50 Traffic Tips for Content Marketers [INTERACTIVE]

Set your systems up to automate the syndication of your content. This was one of a few tips from Brian Massey the conversion scientist. He covers automation in his Blog Volcano strategy here.

Forums particularly private memberships have been a massive support to me with my content. I am part of the Dynamite Circle and Fast Web Formula.

Getting a basic SEO setup for your blog is a must. Check out the Informly guide to content driven SEO as a good starting point.

Neil Patel has just released an amazing new guide to advanced SEO, check it out here.

Work out who has your audience (ideally a similar size) and partner on some content. This ebook on content marketing metrics produced by Convince and Convert and the Content Marketing Institute is a great example.

Blog listing sites can be a useful traffic source. The Informly blog was recently added to the Alltop small business section, I’ll monitor this to see how it goes as a traffic source.

Guest posting is my most effective source of traffic and conversions but only since I started doing it effectively. Here is a guest post about guest posting I wrote for ProBlogger recently.

Joe Pulizzi from the Content Marketing Institute says “Take current PowerPoint presentations and promote them on SlideShare. It’s an excellent location to syndicate content you already have – no additional investment with content you already own.”

Doing a list post is a very well accepted way of generating traffic. I haven’t done one before so I figured I would try. This top 50 content traffic strategies post is my take on a list post.

Sometimes it helps to just email people cold. For this traffic strategies post I emailed all of the people below about contributing to the post (and more). Getting influencers on board will sure help your reach. I also did a similar thing for my podcasting guide which is now my most trafficked post.

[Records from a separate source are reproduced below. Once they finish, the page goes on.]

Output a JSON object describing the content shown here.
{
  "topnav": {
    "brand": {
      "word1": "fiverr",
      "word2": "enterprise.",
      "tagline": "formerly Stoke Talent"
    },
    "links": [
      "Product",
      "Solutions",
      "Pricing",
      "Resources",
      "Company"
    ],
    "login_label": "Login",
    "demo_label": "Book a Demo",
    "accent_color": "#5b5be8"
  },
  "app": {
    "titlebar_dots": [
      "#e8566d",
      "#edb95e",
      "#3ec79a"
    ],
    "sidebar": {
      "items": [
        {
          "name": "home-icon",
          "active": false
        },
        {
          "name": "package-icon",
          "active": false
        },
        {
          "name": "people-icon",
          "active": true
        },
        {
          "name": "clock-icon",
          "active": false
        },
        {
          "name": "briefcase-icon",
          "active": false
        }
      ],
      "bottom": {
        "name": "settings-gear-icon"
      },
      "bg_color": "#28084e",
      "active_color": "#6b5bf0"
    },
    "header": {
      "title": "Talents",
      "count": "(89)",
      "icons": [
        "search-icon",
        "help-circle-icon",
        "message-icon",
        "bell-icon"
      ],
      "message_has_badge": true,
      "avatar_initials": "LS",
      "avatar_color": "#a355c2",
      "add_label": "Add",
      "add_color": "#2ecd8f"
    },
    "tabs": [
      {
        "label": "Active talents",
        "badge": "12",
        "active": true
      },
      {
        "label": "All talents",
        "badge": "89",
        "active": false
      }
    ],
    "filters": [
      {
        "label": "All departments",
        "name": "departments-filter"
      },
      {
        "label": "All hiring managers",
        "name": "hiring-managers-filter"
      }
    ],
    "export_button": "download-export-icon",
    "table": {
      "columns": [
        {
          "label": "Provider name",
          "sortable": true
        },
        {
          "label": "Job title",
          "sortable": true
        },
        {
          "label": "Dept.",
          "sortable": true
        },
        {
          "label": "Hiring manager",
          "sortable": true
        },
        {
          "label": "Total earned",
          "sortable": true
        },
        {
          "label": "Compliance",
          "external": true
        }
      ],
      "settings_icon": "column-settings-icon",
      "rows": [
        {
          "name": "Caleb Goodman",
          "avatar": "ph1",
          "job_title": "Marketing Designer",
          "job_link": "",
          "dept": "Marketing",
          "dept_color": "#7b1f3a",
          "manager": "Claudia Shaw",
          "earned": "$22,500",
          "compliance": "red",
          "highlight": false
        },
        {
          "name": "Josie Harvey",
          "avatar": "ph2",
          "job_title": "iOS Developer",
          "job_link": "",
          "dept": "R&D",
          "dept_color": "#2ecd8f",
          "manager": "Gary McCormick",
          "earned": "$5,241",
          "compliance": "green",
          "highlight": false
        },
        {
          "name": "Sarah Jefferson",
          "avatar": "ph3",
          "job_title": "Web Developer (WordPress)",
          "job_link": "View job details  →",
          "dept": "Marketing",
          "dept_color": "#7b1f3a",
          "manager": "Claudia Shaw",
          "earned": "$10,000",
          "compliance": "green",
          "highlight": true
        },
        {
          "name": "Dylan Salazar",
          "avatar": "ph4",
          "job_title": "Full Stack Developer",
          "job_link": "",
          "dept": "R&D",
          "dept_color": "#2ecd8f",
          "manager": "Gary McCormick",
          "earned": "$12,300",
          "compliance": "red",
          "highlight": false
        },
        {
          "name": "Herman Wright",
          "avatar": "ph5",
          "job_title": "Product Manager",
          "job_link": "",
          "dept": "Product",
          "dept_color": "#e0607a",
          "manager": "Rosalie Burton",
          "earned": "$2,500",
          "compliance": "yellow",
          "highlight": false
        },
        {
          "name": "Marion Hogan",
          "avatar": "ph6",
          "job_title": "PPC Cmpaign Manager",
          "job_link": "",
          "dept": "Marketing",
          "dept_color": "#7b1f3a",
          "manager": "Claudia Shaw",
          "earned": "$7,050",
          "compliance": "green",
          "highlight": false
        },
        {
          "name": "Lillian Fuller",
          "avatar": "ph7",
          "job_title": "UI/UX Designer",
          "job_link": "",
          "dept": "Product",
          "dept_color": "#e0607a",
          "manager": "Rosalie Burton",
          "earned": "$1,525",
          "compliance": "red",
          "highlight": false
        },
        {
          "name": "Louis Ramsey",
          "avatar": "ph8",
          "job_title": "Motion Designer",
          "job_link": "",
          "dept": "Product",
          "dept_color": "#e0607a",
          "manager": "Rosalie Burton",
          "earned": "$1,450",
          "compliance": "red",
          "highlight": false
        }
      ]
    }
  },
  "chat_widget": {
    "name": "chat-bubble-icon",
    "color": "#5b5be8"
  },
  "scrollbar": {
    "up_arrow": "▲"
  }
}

Webinars can be a great way to build your authority and get your name out there. Jake Hower from the Multimedia Marketing Show just recorded a great podcast with Lewis Howes on this topic here.

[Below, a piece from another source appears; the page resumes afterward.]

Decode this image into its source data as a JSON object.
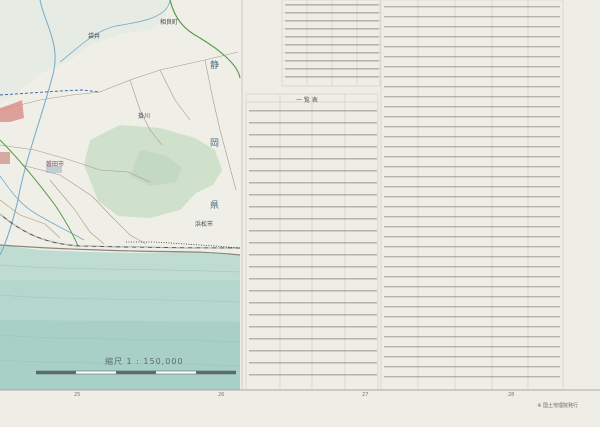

Services like Help a Reporter Out (HARO) and Source Bottle allow content creators to find experts for articles. Sign up for the email and contact anyone writing an article in your area of expertise.

This should be second nature to content creators but it’s always worth thinking about what else you can give away for free. At Informly I give away big content like our guides, email courses, calculators and software as an example.

Having guests on your blog could come in many forms (not just guest posts). Brian Massey likes the strategy of ‘asking experts to spew’. He points to The Daily Egg blog which asks experts to comment on something (Websites in this case) and publishes their opinions / analysis.

Udemy looks like a very promising platform for creating educational content. check it out here.

If any aspect of your content is newsworthy in any way you can get a boost in traffic by releasing a press release. I use PR Web.

Last year the Verge released an article on ‘scammy’ internet marketers which annoyed a few people. It’s got over 1,000 comments, 4.5k Facebook likes, almost 2k tweets, backlinks from the major internet marketing blogs and had the whole industry talking (for a while). Well done Verge.

Auto following on Twitter can be a surprisingly effective (albeit a little bit dodgy) way at getting traffic. Check out the Informly guide on auto following on Twitter with Tweet Adder.

Use Google Reader to subscribe to the top blogs in your industry and post a link to social media on the best article you find each day. I use Hootsuite to auto post to Facebook, Twitter and Linked In.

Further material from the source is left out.